Zusätzlich sind seitens des Online-Händlers noch folgende Pflicht-Informationen mitzuteilen:alle wesentlichen Merkmale der Ware bzw. der Dienstleistung

  • Gesamtpreis inkl. Umsatzsteuer und sonstiger Bestandteile (oder alternativ eine genaue Berechnungsgrundlage für den Preis, wenn dieser vorab nicht exakt bestimmt werden kann)
  • anfallende Versandkosten (Porto + Verpackung)
  • ggf. Mindestvertragslaufzeit bei Vereinbarung über wiederkehrende Leistungen

Online-Händler müssen die „Button-Lösung“ frühestens ab dem 1. Juni 2012 umsetzen. Der genaue Zeitpunkt hängt jedoch davon ab, wann das Reformgesetz im Bundesgesetzblatt veröffentlicht wird. Das Inkrafttreten ist für den 1. Tag des 3. Monats ab Veröffentlichung vorgesehen, frühestens also der 1. Juni 2012.

Praxis-Tipp: Am sichersten ist es, wenn der Bestell-Button im eigenen Webshop mit „zahlungspflichtig bestellen“ beschriftet wird. Alternativ kann aber auch eine diesem Sinn entsprechende Formulierung, wie z.B. „kostenpflichtig bestellen“ oder „jetzt kaufen“, gewählt werden. Entscheidend ist, dass die Kostenfolge für den Verbraucher eindeutig ersichtlich wird und er auch genau erkennen kann, welche Rechtsfolge er mit einem Klick auf den Bestell-Button auslöst. Bei Nichteinhaltung der „Button-Lösung“ hat der betreffende Online-Händler keinen Anspruch auf Vergütung, da ohne korrekt gestalteten Bestell-Button auch kein Vertrag zustandekommt. Zudem besteht eine Abmahngefahr aufgrund eines Wettbewerbsverstoßes.

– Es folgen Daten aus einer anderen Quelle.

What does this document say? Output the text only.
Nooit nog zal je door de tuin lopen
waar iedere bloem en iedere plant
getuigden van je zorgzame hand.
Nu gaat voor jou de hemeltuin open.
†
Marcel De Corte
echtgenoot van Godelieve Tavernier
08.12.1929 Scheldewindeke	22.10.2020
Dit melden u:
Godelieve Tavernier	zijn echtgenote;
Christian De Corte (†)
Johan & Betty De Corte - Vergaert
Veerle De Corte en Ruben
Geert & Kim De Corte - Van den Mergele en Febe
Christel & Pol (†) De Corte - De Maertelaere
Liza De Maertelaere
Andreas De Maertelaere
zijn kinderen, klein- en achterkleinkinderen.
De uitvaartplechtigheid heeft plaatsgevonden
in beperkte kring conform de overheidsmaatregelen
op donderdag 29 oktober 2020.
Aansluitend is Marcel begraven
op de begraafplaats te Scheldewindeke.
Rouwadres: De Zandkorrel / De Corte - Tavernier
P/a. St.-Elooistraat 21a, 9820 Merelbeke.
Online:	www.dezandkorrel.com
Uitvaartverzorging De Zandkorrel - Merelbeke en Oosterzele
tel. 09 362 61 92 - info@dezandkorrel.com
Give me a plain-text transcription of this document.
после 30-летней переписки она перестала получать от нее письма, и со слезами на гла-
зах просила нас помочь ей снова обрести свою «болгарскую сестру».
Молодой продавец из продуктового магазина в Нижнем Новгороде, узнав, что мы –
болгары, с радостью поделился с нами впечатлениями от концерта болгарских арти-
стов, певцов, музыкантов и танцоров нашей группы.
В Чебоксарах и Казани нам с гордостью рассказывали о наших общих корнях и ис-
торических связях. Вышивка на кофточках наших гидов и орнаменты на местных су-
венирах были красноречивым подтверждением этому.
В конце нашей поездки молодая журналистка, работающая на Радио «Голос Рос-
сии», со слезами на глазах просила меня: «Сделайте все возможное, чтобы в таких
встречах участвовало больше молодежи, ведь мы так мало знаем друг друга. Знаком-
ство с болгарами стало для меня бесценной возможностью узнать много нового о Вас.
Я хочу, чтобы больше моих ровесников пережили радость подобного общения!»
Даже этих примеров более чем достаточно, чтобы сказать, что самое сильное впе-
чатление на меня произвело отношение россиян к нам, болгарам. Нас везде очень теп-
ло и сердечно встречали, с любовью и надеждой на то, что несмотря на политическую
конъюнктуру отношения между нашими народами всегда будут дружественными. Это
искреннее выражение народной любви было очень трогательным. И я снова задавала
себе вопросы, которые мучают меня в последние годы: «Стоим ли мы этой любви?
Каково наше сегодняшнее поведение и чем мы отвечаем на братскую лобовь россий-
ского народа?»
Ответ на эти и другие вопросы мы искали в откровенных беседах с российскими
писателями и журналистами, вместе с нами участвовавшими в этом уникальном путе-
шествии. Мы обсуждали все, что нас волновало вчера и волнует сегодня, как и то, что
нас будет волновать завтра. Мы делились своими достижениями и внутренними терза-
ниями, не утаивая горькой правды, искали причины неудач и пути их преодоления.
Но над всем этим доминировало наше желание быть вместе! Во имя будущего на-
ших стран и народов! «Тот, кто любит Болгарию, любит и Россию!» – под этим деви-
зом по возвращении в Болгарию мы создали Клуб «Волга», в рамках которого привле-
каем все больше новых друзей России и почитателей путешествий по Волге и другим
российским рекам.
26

Hinweispflicht auf Nichtbestehen des Widerrufrechts

Grundsätzlich steht Verbrauchern bei Einkäufen in Onlineshops ein Widerrufs- bzw. Rückgaberecht zu – allerdings gibt es davon auch diverse Ausnahmen. So ist etwa ein Widerrufsrecht beim Online-Kauf von Zeitschriften ausgeschlossen.

Wie der BGH in seinem Urteil vom 09.06.2011 (Aktenzeichen: I ZR 17/10) entschieden hat, besteht für Händler nicht nur die Pflicht, auf ein bestehendes Widerrufsrecht hinzuweisen, sie müssen auch über ein ausnahmsweise nicht bestehendes Widerrufsrecht belehren. Unterbleibt solch ein Hinweis, so ist dies irreführend und damit ein Verstoß gegen das Wettbewerbsrecht.

Praxistipp: Private Kunden des eigenen Onlineshops sind generell umfassend zu informieren. Dies gilt auch dann, wenn im Ausnahmefall kein Widerrufsrecht besteht. In einem solchen Fall muss ein Hinweis darauf anstelle der eigentlichen Widerrufsbelehrung erfolgen.